Just glancing at your risk report, compared to mine, you're running slightly more risk but as you say with a lot more positions.
Total 5.8 (lower than yours but not by much)
Sum of abs(notional exposure % capital) 75.4 (much lower)
Sum of abs(annualised risk % capital) 13.8 (about half)
Net sum of annualised risk % capital 5.8
Basically you have a hedged book with lots of longs and shorts and a fair amount of leverage, balancing out to not much risk, whilst I have more of an outright bet on, albeit not a very big one.
This might be a consequence of your instrument choice. To take an example, suppose someone invested just in equities and currently overall equity signals were weak; with some markets short and some long. Their book and risk would look very much like yours. Whereas, take someone with a spread of asset classes, but where only one or two asset classes had a strong signal. Their book would look like mine.

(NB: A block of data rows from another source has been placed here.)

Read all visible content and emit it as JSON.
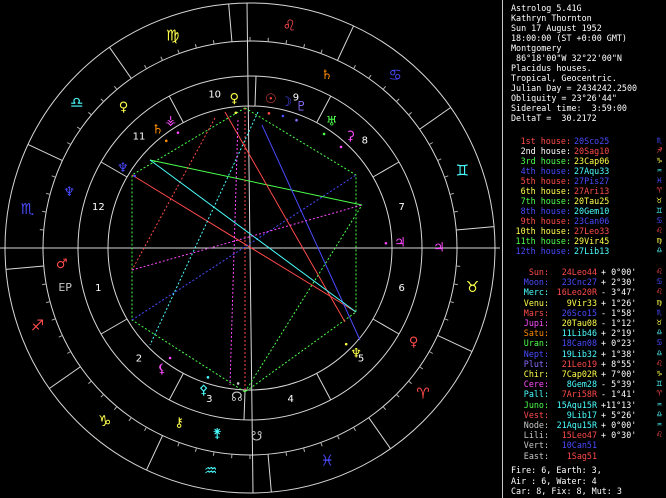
{
  "header": [
    "Astrolog 5.41G",
    "Kathryn Thornton",
    "Sun 17 August 1952",
    "18:00:00 (ST +0:00 GMT)",
    "Montgomery",
    " 86°18'00\"W 32°22'00\"N",
    "Placidus houses.",
    "Tropical, Geocentric.",
    "Julian Day = 2434242.2500",
    "Obliquity = 23°26'44\"",
    "Sidereal time:  3:59:00",
    "DeltaT =  30.2172"
  ],
  "houses": [
    {
      "label": "1st house:",
      "value": "20Sco25",
      "label_color": "#ff4a4a",
      "value_color": "#4a4aff",
      "glyph": "♏",
      "glyph_color": "#4a4aff"
    },
    {
      "label": "2nd house:",
      "value": "20Sag10",
      "label_color": "#ffffff",
      "value_color": "#ff4a4a",
      "glyph": "♐",
      "glyph_color": "#ff4a4a"
    },
    {
      "label": "3rd house:",
      "value": "23Cap06",
      "label_color": "#4aff4a",
      "value_color": "#ffff4a",
      "glyph": "♑",
      "glyph_color": "#ffff4a"
    },
    {
      "label": "4th house:",
      "value": "27Aqu33",
      "label_color": "#4a4aff",
      "value_color": "#4affff",
      "glyph": "♒",
      "glyph_color": "#4affff"
    },
    {
      "label": "5th house:",
      "value": "27Pis27",
      "label_color": "#ff4a4a",
      "value_color": "#4a4aff",
      "glyph": "♓",
      "glyph_color": "#4a4aff"
    },
    {
      "label": "6th house:",
      "value": "27Ari13",
      "label_color": "#ffff4a",
      "value_color": "#ff4a4a",
      "glyph": "♈",
      "glyph_color": "#ff4a4a"
    },
    {
      "label": "7th house:",
      "value": "20Tau25",
      "label_color": "#4aff4a",
      "value_color": "#ffff4a",
      "glyph": "♉",
      "glyph_color": "#ffff4a"
    },
    {
      "label": "8th house:",
      "value": "20Gem10",
      "label_color": "#4a4aff",
      "value_color": "#4affff",
      "glyph": "♊",
      "glyph_color": "#4affff"
    },
    {
      "label": "9th house:",
      "value": "23Can06",
      "label_color": "#ff4a4a",
      "value_color": "#4a4aff",
      "glyph": "♋",
      "glyph_color": "#4a4aff"
    },
    {
      "label": "10th house:",
      "value": "27Leo33",
      "label_color": "#ffff4a",
      "value_color": "#ff4a4a",
      "glyph": "♌",
      "glyph_color": "#ff4a4a"
    },
    {
      "label": "11th house:",
      "value": "29Vir45",
      "label_color": "#4aff4a",
      "value_color": "#ffff4a",
      "glyph": "♍",
      "glyph_color": "#ffff4a"
    },
    {
      "label": "12th house:",
      "value": "27Lib13",
      "label_color": "#4a4aff",
      "value_color": "#4affff",
      "glyph": "♎",
      "glyph_color": "#4affff"
    }
  ],
  "planets": [
    {
      "name": "Sun:",
      "pos": "24Leo44",
      "lat": "+ 0°00'",
      "name_color": "#ff4a4a",
      "pos_color": "#ff4a4a",
      "glyph": "♌",
      "glyph_color": "#ff4a4a"
    },
    {
      "name": "Moon:",
      "pos": "23Cnc27",
      "lat": "+ 2°30'",
      "name_color": "#4a4aff",
      "pos_color": "#4a4aff",
      "glyph": "♋",
      "glyph_color": "#4a4aff"
    },
    {
      "name": "Merc:",
      "pos": "16Leo20R",
      "lat": "- 3°47'",
      "name_color": "#4affff",
      "pos_color": "#ff4a4a",
      "glyph": "♌",
      "glyph_color": "#ff4a4a"
    },
    {
      "name": "Venu:",
      "pos": "9Vir33",
      "lat": "+ 1°26'",
      "name_color": "#ffff4a",
      "pos_color": "#ffff4a",
      "glyph": "♍",
      "glyph_color": "#ffff4a"
    },
    {
      "name": "Mars:",
      "pos": "26Sco15",
      "lat": "- 1°58'",
      "name_color": "#ff4a4a",
      "pos_color": "#4a4aff",
      "glyph": "♏",
      "glyph_color": "#4a4aff"
    },
    {
      "name": "Jupi:",
      "pos": "20Tau08",
      "lat": "- 1°12'",
      "name_color": "#ff4aff",
      "pos_color": "#ffff4a",
      "glyph": "♉",
      "glyph_color": "#ffff4a"
    },
    {
      "name": "Satu:",
      "pos": "11Lib46",
      "lat": "+ 2°19'",
      "name_color": "#ff8c00",
      "pos_color": "#4affff",
      "glyph": "♎",
      "glyph_color": "#4affff"
    },
    {
      "name": "Uran:",
      "pos": "18Can08",
      "lat": "+ 0°23'",
      "name_color": "#4aff4a",
      "pos_color": "#4a4aff",
      "glyph": "♋",
      "glyph_color": "#4a4aff"
    },
    {
      "name": "Nept:",
      "pos": "19Lib32",
      "lat": "+ 1°38'",
      "name_color": "#4a4aff",
      "pos_color": "#4affff",
      "glyph": "♎",
      "glyph_color": "#4affff"
    },
    {
      "name": "Plut:",
      "pos": "21Leo19",
      "lat": "+ 8°55'",
      "name_color": "#8c6cff",
      "pos_color": "#ff4a4a",
      "glyph": "♌",
      "glyph_color": "#ff4a4a"
    },
    {
      "name": "Chir:",
      "pos": "7Cap02R",
      "lat": "+ 7°00'",
      "name_color": "#ffff4a",
      "pos_color": "#ffff4a",
      "glyph": "♑",
      "glyph_color": "#ffff4a"
    },
    {
      "name": "Cere:",
      "pos": "8Gem28",
      "lat": "- 5°39'",
      "name_color": "#ff4aff",
      "pos_color": "#4affff",
      "glyph": "♊",
      "glyph_color": "#4affff"
    },
    {
      "name": "Pall:",
      "pos": "7Ari58R",
      "lat": "- 1°41'",
      "name_color": "#4affff",
      "pos_color": "#ff4a4a",
      "glyph": "♈",
      "glyph_color": "#ff4a4a"
    },
    {
      "name": "Juno:",
      "pos": "15Aqu15R",
      "lat": "+11°13'",
      "name_color": "#4aff4a",
      "pos_color": "#4affff",
      "glyph": "♒",
      "glyph_color": "#4affff"
    },
    {
      "name": "Vest:",
      "pos": "9Lib17",
      "lat": "+ 5°26'",
      "name_color": "#ff4a4a",
      "pos_color": "#4affff",
      "glyph": "♎",
      "glyph_color": "#4affff"
    },
    {
      "name": "Node:",
      "pos": "21Aqu15R",
      "lat": "+ 0°00'",
      "name_color": "#c8c8c8",
      "pos_color": "#4affff",
      "glyph": "♒",
      "glyph_color": "#4affff"
    },
    {
      "name": "Lili:",
      "pos": "15Leo47",
      "lat": "+ 0°30'",
      "name_color": "#c8c8c8",
      "pos_color": "#ff4a4a",
      "glyph": "♌",
      "glyph_color": "#ff4a4a"
    },
    {
      "name": "Vert:",
      "pos": "10Can51",
      "lat": "",
      "name_color": "#c8c8c8",
      "pos_color": "#4a4aff",
      "glyph": "",
      "glyph_color": "#4a4aff"
    },
    {
      "name": "East:",
      "pos": "1Sag51",
      "lat": "",
      "name_color": "#c8c8c8",
      "pos_color": "#ff4a4a",
      "glyph": "",
      "glyph_color": "#ff4a4a"
    }
  ],
  "footer": [
    "Fire: 6, Earth: 3,",
    "Air : 6, Water: 4",
    "Car: 8, Fix: 8, Mut: 3"
  ],
  "wheel": {
    "outer_signs": [
      {
        "glyph": "♍",
        "color": "#ffff4a",
        "deg": 110
      },
      {
        "glyph": "♌",
        "color": "#ff4a4a",
        "deg": 80
      },
      {
        "glyph": "♋",
        "color": "#4a4aff",
        "deg": 50
      },
      {
        "glyph": "♊",
        "color": "#4affff",
        "deg": 20
      },
      {
        "glyph": "♉",
        "color": "#ffff4a",
        "deg": -10
      },
      {
        "glyph": "♈",
        "color": "#ff4a4a",
        "deg": -40
      },
      {
        "glyph": "♓",
        "color": "#4a4aff",
        "deg": -70
      },
      {
        "glyph": "♒",
        "color": "#4affff",
        "deg": -100
      },
      {
        "glyph": "♑",
        "color": "#ffff4a",
        "deg": -130
      },
      {
        "glyph": "♐",
        "color": "#ff4a4a",
        "deg": -160
      },
      {
        "glyph": "♏",
        "color": "#4a4aff",
        "deg": 170
      },
      {
        "glyph": "♎",
        "color": "#4affff",
        "deg": 140
      }
    ],
    "ring_planets": [
      {
        "glyph": "♀",
        "color": "#ffff4a",
        "deg": 132
      },
      {
        "glyph": "♆",
        "color": "#4a4aff",
        "deg": 163
      },
      {
        "glyph": "♄",
        "color": "#ff8c00",
        "deg": 66
      },
      {
        "glyph": "♂",
        "color": "#ff4a4a",
        "deg": 185
      },
      {
        "glyph": "EP",
        "color": "#c8c8c8",
        "deg": 192
      },
      {
        "glyph": "⚷",
        "color": "#ffff4a",
        "deg": -112
      },
      {
        "glyph": "⚵",
        "color": "#4affff",
        "deg": -100
      },
      {
        "glyph": "☋",
        "color": "#c8c8c8",
        "deg": -88
      },
      {
        "glyph": "♀",
        "color": "#ff4a4a",
        "deg": -30
      },
      {
        "glyph": "♃",
        "color": "#ff4aff",
        "deg": 0
      }
    ],
    "house_numbers": [
      {
        "num": "10",
        "deg": 103
      },
      {
        "num": "9",
        "deg": 73
      },
      {
        "num": "8",
        "deg": 43
      },
      {
        "num": "7",
        "deg": 15
      },
      {
        "num": "6",
        "deg": -15
      },
      {
        "num": "5",
        "deg": -45
      },
      {
        "num": "4",
        "deg": -75
      },
      {
        "num": "3",
        "deg": -105
      },
      {
        "num": "2",
        "deg": -135
      },
      {
        "num": "1",
        "deg": -165
      },
      {
        "num": "12",
        "deg": 165
      },
      {
        "num": "11",
        "deg": 135
      }
    ],
    "inner_planets": [
      {
        "glyph": "☉",
        "color": "#ff4a4a",
        "deg": 82
      },
      {
        "glyph": "☽",
        "color": "#4a4aff",
        "deg": 76
      },
      {
        "glyph": "♀",
        "color": "#ffff4a",
        "deg": 96
      },
      {
        "glyph": "♇",
        "color": "#8c6cff",
        "deg": 70
      },
      {
        "glyph": "⚳",
        "color": "#ff4aff",
        "deg": 48
      },
      {
        "glyph": "♅",
        "color": "#4aff4a",
        "deg": 57
      },
      {
        "glyph": "♄",
        "color": "#ff8c00",
        "deg": 128
      },
      {
        "glyph": "⚶",
        "color": "#ff4aff",
        "deg": 122
      },
      {
        "glyph": "♆",
        "color": "#4a4aff",
        "deg": 148
      },
      {
        "glyph": "♃",
        "color": "#ff4aff",
        "deg": 2
      },
      {
        "glyph": "⚸",
        "color": "#ff4aff",
        "deg": -126
      },
      {
        "glyph": "⚴",
        "color": "#4affff",
        "deg": -108
      },
      {
        "glyph": "☊",
        "color": "#c8c8c8",
        "deg": -95
      },
      {
        "glyph": "♆",
        "color": "#ffff4a",
        "deg": -45
      }
    ]
  }
}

It also looks like you might have fewer problems with discretization than me, eithier because you have fewer markets or more capital, or more markets with small tick size.
Rob
Makes sense.
I was looking at your strategy reports while I was debugging this, and found some interesting things so will mention here. Your forecasts for gold and silver are both decently negative (actually, subsystem position for gold is -52!) but all DO did with that is short just 2 micro gold contracts. I would have expected overall more short exposure to metals from that.
Also, I'm sure I'm misreading this, but your strategy reports are saying iron has small negative forecast and subsystem position for the last few days, but risk report says you're long. If I recall correctly, that shouldn't be possible in the DO land.
Next thing you know, you wake up and your strategic exposure to March 2025 Eurodollars is all GME stock now.